Sounds like a losing case, IMHO. I’m sure there was some clause tucked in your contract that waived responsibility. If they footed the bill for every injury received on the job they wouldn’t be in bussiness.

The_Compassionate_Heretic's avatar

Is it your employers fault you got bit?
Doubtful.

Also suing your employer will create big hardships for the elderly people you work with.

RedPowerLady's avatar

Does your employer/insurance have an EAP (employee assistance program)? They may be able to help you figure this out. There job is to help with all kinds of issues like this and most employers have an EAP now, it’s just not always well advertised.

kevbo's avatar

Injury on the job is workers compensation territory. Contact your state’s worker’s compensation board to determine whether your employer is liable and what steps you need to take. I’m not sure if you are considered an employee or a contractor and that might matter.

juwhite1's avatar

Please trust me on this response…
You cannot sue them for this, however, you can, and should, file a workers compensation claim.

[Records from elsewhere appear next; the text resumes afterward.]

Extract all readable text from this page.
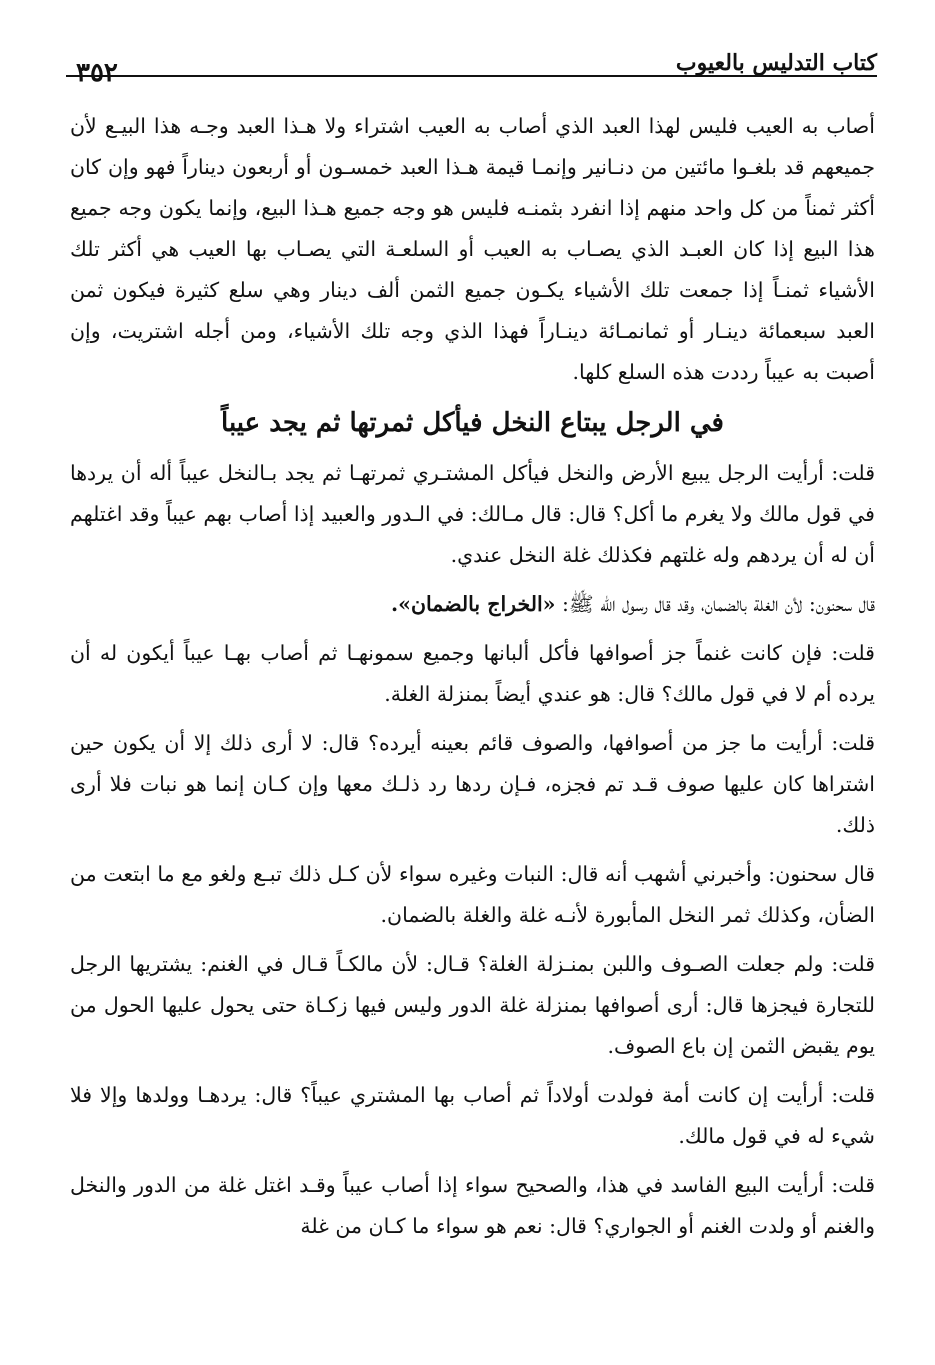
كتاب التدليس بالعيوب
٣٥٢

أصاب به العيب فليس لهذا العبد الذي أصاب به العيب اشتراء ولا هـذا العبد وجـه هذا البيـع لأن جميعهم قد بلغـوا مائتين من دنـانير وإنمـا قيمة هـذا العبد خمسـون أو أربعون ديناراً فهو وإن كان أكثر ثمناً من كل واحد منهم إذا انفرد بثمنـه فليس هو وجه جميع هـذا البيع، وإنما يكون وجه جميع هذا البيع إذا كان العبـد الذي يصـاب به العيب أو السلعـة التي يصـاب بها العيب هي أكثر تلك الأشياء ثمنـاً إذا جمعت تلك الأشياء يكـون جميع الثمن ألف دينار وهي سلع كثيرة فيكون ثمن العبد سبعمائة دينـار أو ثمانمـائة دينـاراً فهذا الذي وجه تلك الأشياء، ومن أجله اشتريت، وإن أصبت به عيباً رددت هذه السلع كلها.

في الرجل يبتاع النخل فيأكل ثمرتها ثم يجد عيباً

قلت: أرأيت الرجل يبيع الأرض والنخل فيأكل المشتـري ثمرتهـا ثم يجد بـالنخل عيباً أله أن يردها في قول مالك ولا يغرم ما أكل؟ قال: قال مـالك: في الـدور والعبيد إذا أصاب بهم عيباً وقد اغتلهم أن له أن يردهم وله غلتهم فكذلك غلة النخل عندي.

قال سحنون: لأن الغلة بالضمان، وقد قال رسول الله ﷺ: «الخراج بالضمان».

قلت: فإن كانت غنماً جز أصوافها فأكل ألبانها وجميع سمونهـا ثم أصاب بهـا عيباً أيكون له أن يرده أم لا في قول مالك؟ قال: هو عندي أيضاً بمنزلة الغلة.

قلت: أرأيت ما جز من أصوافها، والصوف قائم بعينه أيرده؟ قال: لا أرى ذلك إلا أن يكون حين اشتراها كان عليها صوف قـد تم فجزه، فـإن ردها رد ذلـك معها وإن كـان إنما هو نبات فلا أرى ذلك.

قال سحنون: وأخبرني أشهب أنه قال: النبات وغيره سواء لأن كـل ذلك تبـع ولغو مع ما ابتعت من الضأن، وكذلك ثمر النخل المأبورة لأنـه غلة والغلة بالضمان.

قلت: ولم جعلت الصـوف واللبن بمنـزلة الغلة؟ قـال: لأن مالكـاً قـال في الغنم: يشتريها الرجل للتجارة فيجزها قال: أرى أصوافها بمنزلة غلة الدور وليس فيها زكـاة حتى يحول عليها الحول من يوم يقبض الثمن إن باع الصوف.

قلت: أرأيت إن كانت أمة فولدت أولاداً ثم أصاب بها المشتري عيباً؟ قال: يردهـا وولدها وإلا فلا شيء له في قول مالك.

قلت: أرأيت البيع الفاسد في هذا، والصحيح سواء إذا أصاب عيباً وقـد اغتل غلة من الدور والنخل والغنم أو ولدت الغنم أو الجواري؟ قال: نعم هو سواء ما كـان من غلة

Workers Compensation legislation was passed for the purpose of keeping work place injuries out of the court system. Employers are required to have workers comp insurance on you, unless you are a contractor, and not an employee. If they don’t allow you to file the claim, you can report this. Depending on the state you are in, the reporting rules are different, and you may actually be able to sue them for failing to allow you to file the claim. Most states limit the time during which you are allowed to file this claim. You need to talk to your Human Resources department immediately. Let them know you were told (by whoever told you) they wouldn’t help with the medical bills, and were not given a first report of injury form when you asked. If the HR dept. actually told you they aren’t responsible, definitely report to your state.

juwhite1's avatar

I can’t help it… Employers may not bind employees to agreements waiving the employer’s responsibility for workplace safety. This is extremely heavily regulated by OSHA, and any injury is covered by workers compensation. Asking an employee to sign a waiver of their personal safety rights is the equivalent of creating proof that an employer is breaking the law. No employer with any knowledge, ethics, or competence whatsoever would create a contract like that, and even if you could find an employer that stupid, the contract would be illegal on its face, and therefore unenforceable.
Fault doesn’t matter in workers comp claims (or any workplace injury). Even if someone is hurt through their own negligence and violation of safety policies, workers compensation must pay the claim. There are even cases of people intentionally hurting themselves at work, and some rare workplace suicide cases, that the workers comp insurance had to cover.
EAP’s cannot and do not address issues related to workplace injury. They handle the personal issues in employees lives. Employers reap the benefit of a more stable workforce, so they are willing to pay for employees to get assistance with financial problems, drug addictions, alcoholism, family discord and divorce, depression, etc. EAP’s are primarily for mental health and counseling issues, and sometimes include financial counseling as well. They can never address injuries.

RedPowerLady's avatar

@juwhite1 As I understand it the EAP also handles workplace mediation which may be what is needed (or I saw that on my EAP flier anyhow, the extent of what I know about the program). Of course I defer completely to your understanding as you quite clearly have a better understanding than I do. Your answer was excellent.

jca's avatar

when you go to hospital or doctor, you should inform them that it’s a workmen’s comp claim and you can forward them the claim number or whatever in the near future. if for some reason it’s not covered, you will just owe them.